Specific Embodiments of Claims
[0049] Various specific embodiments are described below, at least
some of which are also recited in the claims. For example, at least
one specific embodiment is directed to a method for hydrocarbon
processing by splitting a hydrocarbon stream comprising methane and
acid gas into a first stream and a second stream. The first stream
is processed to remove a portion of the acid gas therefrom, thereby
producing a third stream consisting essentially of the acid gas
removed from the first stream and a fourth stream comprising less
than 100 ppm of sulfur-containing compounds. The second stream is
then combined with the third stream to provide a combined stream,
which is then compressed and passed to a subterranean reservoir.
The combined stream is compressed to a pressure of about 200 bar or
more prior to passing the combined stream to the subterranean
reservoir.
[0050] In one or more embodiments described above or elsewhere
herein, the hydrocarbon stream can be at least partially evaporated
at conditions sufficient to produce a first stream having one or
more sulfur-containing compounds and at least 2% by volume of the
carbon dioxide based on total volume of the second stream and a
second stream having one or more hydrocarbons that includes four or
more carbon atoms.
[0051] At least one other specific embodiment is directed to a
method for producing natural gas. In one or more embodiments, this
method provides a first hydrocarbon stream comprising methane and
acid gas and a second hydrocarbon stream comprising methane and
acid gas. The first stream is processed to remove a portion of the
acid gas therefrom, thereby producing the third stream comprising
the acid gas removed from the second stream and a fourth stream
comprising less than 100 ppm of sulfur-containing compounds. The
second stream is combined with the third stream to provide the
combined stream that is compressed and passed to a subterranean
reservoir as described. The fourth stream is condensed or liquefied
to form a liquefied natural gas stream. The liquefied natural gas
stream can be stored, transported or sold on site.

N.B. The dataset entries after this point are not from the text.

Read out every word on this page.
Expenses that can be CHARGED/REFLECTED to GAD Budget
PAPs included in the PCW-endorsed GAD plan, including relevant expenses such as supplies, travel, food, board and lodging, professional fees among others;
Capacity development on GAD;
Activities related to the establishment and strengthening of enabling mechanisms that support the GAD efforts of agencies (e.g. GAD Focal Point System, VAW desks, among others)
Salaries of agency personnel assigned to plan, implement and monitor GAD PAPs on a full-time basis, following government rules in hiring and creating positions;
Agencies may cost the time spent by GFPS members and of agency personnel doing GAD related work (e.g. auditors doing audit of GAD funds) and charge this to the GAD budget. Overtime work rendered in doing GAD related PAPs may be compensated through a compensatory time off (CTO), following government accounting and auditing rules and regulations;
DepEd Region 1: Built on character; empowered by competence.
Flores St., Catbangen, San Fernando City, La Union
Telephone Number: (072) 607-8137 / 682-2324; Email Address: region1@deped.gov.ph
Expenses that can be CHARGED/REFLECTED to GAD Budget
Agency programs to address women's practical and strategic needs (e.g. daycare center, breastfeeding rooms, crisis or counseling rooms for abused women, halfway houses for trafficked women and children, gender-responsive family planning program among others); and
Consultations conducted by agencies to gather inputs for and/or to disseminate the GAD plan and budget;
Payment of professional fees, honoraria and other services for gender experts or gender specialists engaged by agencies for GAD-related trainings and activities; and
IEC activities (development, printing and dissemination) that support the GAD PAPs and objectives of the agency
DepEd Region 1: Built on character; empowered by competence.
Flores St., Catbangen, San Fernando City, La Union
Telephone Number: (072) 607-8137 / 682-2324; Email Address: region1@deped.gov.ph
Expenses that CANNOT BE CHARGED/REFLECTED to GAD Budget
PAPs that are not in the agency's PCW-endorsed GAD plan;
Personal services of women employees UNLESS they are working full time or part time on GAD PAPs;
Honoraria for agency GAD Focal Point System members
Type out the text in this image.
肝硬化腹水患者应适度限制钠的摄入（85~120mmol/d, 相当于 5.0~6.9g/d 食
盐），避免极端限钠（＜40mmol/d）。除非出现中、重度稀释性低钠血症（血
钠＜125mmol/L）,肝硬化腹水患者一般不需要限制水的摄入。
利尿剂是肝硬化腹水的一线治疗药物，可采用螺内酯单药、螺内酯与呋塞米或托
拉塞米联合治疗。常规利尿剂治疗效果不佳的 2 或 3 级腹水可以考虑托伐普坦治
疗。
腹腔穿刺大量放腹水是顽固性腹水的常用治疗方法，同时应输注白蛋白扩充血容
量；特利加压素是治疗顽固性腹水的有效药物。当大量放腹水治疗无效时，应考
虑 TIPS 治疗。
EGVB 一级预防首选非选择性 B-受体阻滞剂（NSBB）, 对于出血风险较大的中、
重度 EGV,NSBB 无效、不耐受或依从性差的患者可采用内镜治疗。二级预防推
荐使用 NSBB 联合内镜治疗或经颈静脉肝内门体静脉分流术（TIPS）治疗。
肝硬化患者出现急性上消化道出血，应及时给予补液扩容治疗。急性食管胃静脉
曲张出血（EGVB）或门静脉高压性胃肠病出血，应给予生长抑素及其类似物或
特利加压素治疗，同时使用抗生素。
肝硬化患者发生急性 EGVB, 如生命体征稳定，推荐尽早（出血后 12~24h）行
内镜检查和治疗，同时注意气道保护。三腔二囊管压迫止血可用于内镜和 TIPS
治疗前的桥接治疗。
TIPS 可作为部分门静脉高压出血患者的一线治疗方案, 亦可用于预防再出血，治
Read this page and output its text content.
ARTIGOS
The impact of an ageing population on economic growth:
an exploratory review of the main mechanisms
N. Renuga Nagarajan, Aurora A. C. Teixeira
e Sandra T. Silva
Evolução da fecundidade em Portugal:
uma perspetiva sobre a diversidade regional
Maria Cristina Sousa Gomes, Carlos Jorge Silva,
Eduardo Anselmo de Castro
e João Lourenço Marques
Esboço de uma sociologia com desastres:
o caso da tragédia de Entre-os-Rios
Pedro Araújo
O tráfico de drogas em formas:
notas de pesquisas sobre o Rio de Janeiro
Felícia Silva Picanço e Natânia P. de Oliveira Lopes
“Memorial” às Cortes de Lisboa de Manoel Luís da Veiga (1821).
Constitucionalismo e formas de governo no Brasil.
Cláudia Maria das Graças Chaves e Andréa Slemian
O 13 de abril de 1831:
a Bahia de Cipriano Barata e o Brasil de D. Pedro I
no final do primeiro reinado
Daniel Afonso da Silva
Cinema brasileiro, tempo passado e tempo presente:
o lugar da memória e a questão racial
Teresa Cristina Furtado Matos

[0052] Certain composition features have been described using a set
of numerical upper limits and a set of numerical lower limits. It
should be appreciated that ranges from any lower limit to any upper
limit are contemplated unless otherwise indicated. Certain lower
limits, upper limits and ranges appear in one or more claims below.
All numerical values are "about" or "approximately" the indicated
value, and take into account experimental error and variations that
would be expected by a person having ordinary skill in the art.
Furthermore, all patents, test procedures, and other documents
cited in this application are fully incorporated by reference to
the extent such disclosure is not inconsistent with this
application and for all jurisdictions in which such incorporation
is permitted.
[0053] While the foregoing is directed to embodiments of the
present invention, other and further embodiments of the invention
may be devised without departing from the basic scope thereof, and
the scope thereof is determined by the claims that follow.